Typst Guide

Typst Fonts

Use #set text(font: "...") for the document font. #text(...) for inline overrides. System fonts work directly.

The basics

// Document-level font
#set text(
  font: "Times New Roman",
  size: 12pt,
)

// Inline override
#text(font: "Arial", size: 14pt)[a different font here]

// Font fallback list (try first, then second, then third)
#set text(font: ("Times New Roman", "Liberation Serif", "DejaVu Serif"))

// Bold and italic via markup
This is *bold* and _italic_ and *_bold italic_*.

// Specific weight
#text(weight: 700)[700 weight]
#text(weight: "extralight")[200 weight]

Font for body vs headings

#set text(font: "Times New Roman", size: 11pt)

// All headings in a different font
#show heading: set text(font: "Helvetica")

// Or only level-1 headings
#show heading.where(level: 1): set text(
  font: "Helvetica",
  size: 18pt,
  weight: "bold",
)

Common font choices for academic writing

Use caseFont
Default (LaTeX-like)"New Computer Modern"
Journal manuscript"Times New Roman"
Modern thesis"Libertinus Serif"
Sans-serif body"Helvetica" or "Arial"
Code / monospace"Source Code Pro" or "Fira Code"
Math (auto with body)"New Computer Modern Math"

Common mistakes

  • Using a font that's not installed.
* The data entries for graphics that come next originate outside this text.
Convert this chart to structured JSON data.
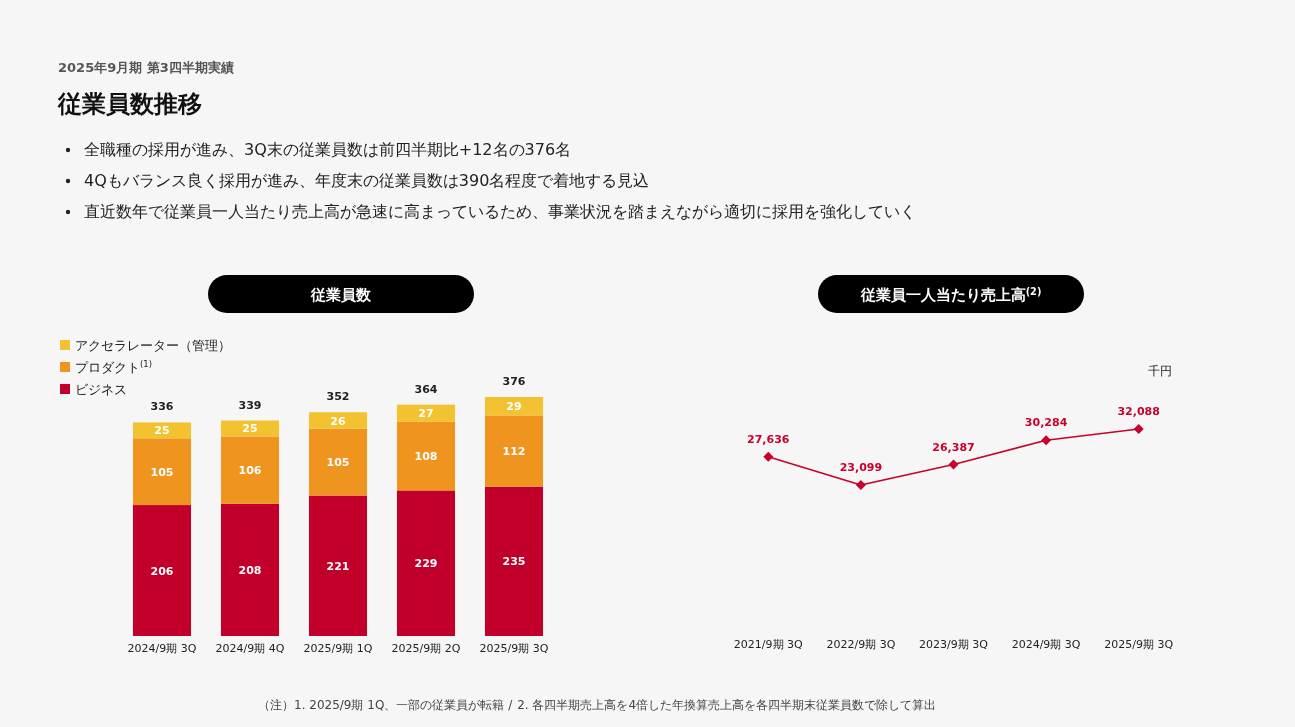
{
  "chart_data": [
    {
      "type": "bar",
      "title": "従業員数",
      "stacked": true,
      "data_labels": true,
      "legend": "top left",
      "categories": [
        "2024/9期 3Q",
        "2024/9期 4Q",
        "2025/9期 1Q",
        "2025/9期 2Q",
        "2025/9期 3Q"
      ],
      "series": [
        {
          "name": "ビジネス",
          "color": "#c0002a",
          "values": [
            206,
            208,
            221,
            229,
            235
          ]
        },
        {
          "name": "プロダクト$^{(1)}$",
          "color": "#ef951f",
          "values": [
            105,
            106,
            105,
            108,
            112
          ]
        },
        {
          "name": "アクセラレーター（管理）",
          "color": "#f2c230",
          "values": [
            25,
            25,
            26,
            27,
            29
          ]
        }
      ],
      "totals": [
        "336",
        "339",
        "352",
        "364",
        "376"
      ],
      "annotations": [
        "2025年9月期 第3四半期実績",
        "従業員数推移",
        "全職種の採用が進み、3Q末の従業員数は前四半期比+12名の376名",
        "4Qもバランス良く採用が進み、年度末の従業員数は390名程度で着地する見込",
        "直近数年で従業員一人当たり売上高が急速に高まっているため、事業状況を踏まえながら適切に採用を強化していく",
        "（注）1. 2025/9期 1Q、一部の従業員が転籍 /"
      ]
    },
    {
      "type": "line",
      "title": "従業員一人当たり売上高$^{(2)}$",
      "ylabel": "千円",
      "marker": "diamond",
      "color": "#c8002a",
      "categories": [
        "2021/9期 3Q",
        "2022/9期 3Q",
        "2023/9期 3Q",
        "2024/9期 3Q",
        "2025/9期 3Q"
      ],
      "values": [
        27636,
        23099,
        26387,
        30284,
        32088
      ],
      "value_labels": [
        "27,636",
        "23,099",
        "26,387",
        "30,284",
        "32,088"
      ],
      "annotations": [
        "2. 各四半期売上高を4倍した年換算売上高を各四半期末従業員数で除して算出"
      ]
    }
  ]
}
Typst silently falls back to default. Provide a fallback list to be safe.
  • Quoting font names with single quotes. Typst requires double quotes: font: "Times New Roman".
  • Forgetting the #set for global changes. Without #set, text(...) only applies to its argument.
  • Mixing weight types. Numeric (100-900) or named ("regular", "bold", "light") — pick one style and be consistent.
Try Typst with custom fonts

TypeTeX bundles common academic fonts (Times New Roman, Arial, Helvetica, Libertinus, Computer Modern) so you don't have to install anything. Drag .otf/.ttf files into your project for custom fonts.

Start writing in Typst

Frequently Asked Questions

How do I change the font in Typst?

Use #set text(font: "Font Name") at the start of your document. This applies to all text. For one-time overrides, use #text(font: "Other Font")[some text]. Typst uses the same font names you'd see in any operating system: 'Times New Roman', 'Arial', 'Helvetica', 'Computer Modern', 'New Computer Modern' (Typst's default).

What's the default font in Typst?

Typst uses 'New Computer Modern' (a modernized version of LaTeX's Computer Modern) for the body and 'New Computer Modern Math' for math. These are bundled with Typst — no install needed. They look similar to LaTeX's CM but with better rendering at low resolutions.

How do I use Times New Roman in Typst?

#set text(font: "Times New Roman", size: 12pt). This works if Times New Roman is installed on the compile machine. Typst-the-CLI uses system fonts; TypeTeX (browser) bundles common fonts including Times New Roman so it works without local install.

How do I set the font size in Typst?

#set text(size: 12pt) for the document size. Inline override: #text(size: 14pt)[bigger]. Sizes can be in pt (points), em (relative to current size), mm/cm, or fractions. Default is 11pt.

How do I make text bold or italic in Typst?

Bold: *text* (markdown-style asterisks) or #text(weight: "bold")[text]. Italic: _text_ or #text(style: "italic")[text]. Both at once: *_text_*. For specific weights: #text(weight: 700)[700 weight], using the OpenType weight scale (100-900).

How do I provide a font fallback list?

Pass an array to font: #set text(font: ("Times New Roman", "Liberation Serif", "DejaVu Serif")). Typst tries each in order and uses the first available. Useful for portability — falls back to a similar-looking font if the preferred one isn't installed.

How do I upload a custom font in Typst?

On Typst CLI: pass --font-path /path/to/fonts when compiling. In TypeTeX, drag .otf or .ttf files into your project — they're available immediately. Reference by the font's PostScript or family name. Typst supports OTF, TTF, and TTC font formats.

How do I set different fonts for body and headings?

#set text(font: "Body Font") // base. Then #show heading: set text(font: "Heading Font") to override for headings only. You can target specific levels: #show heading.where(level: 1): set text(font: "...").

How is Typst font handling different from LaTeX?

Much simpler. No \usepackage{fontspec} + \setmainfont{} dance, no choosing between pdfLaTeX/XeLaTeX/LuaLaTeX based on font support. Typst's font handling is unified — you just pass a font name. System fonts work directly, math fonts auto-pair with text fonts, and there's no 'mismatched math' problem.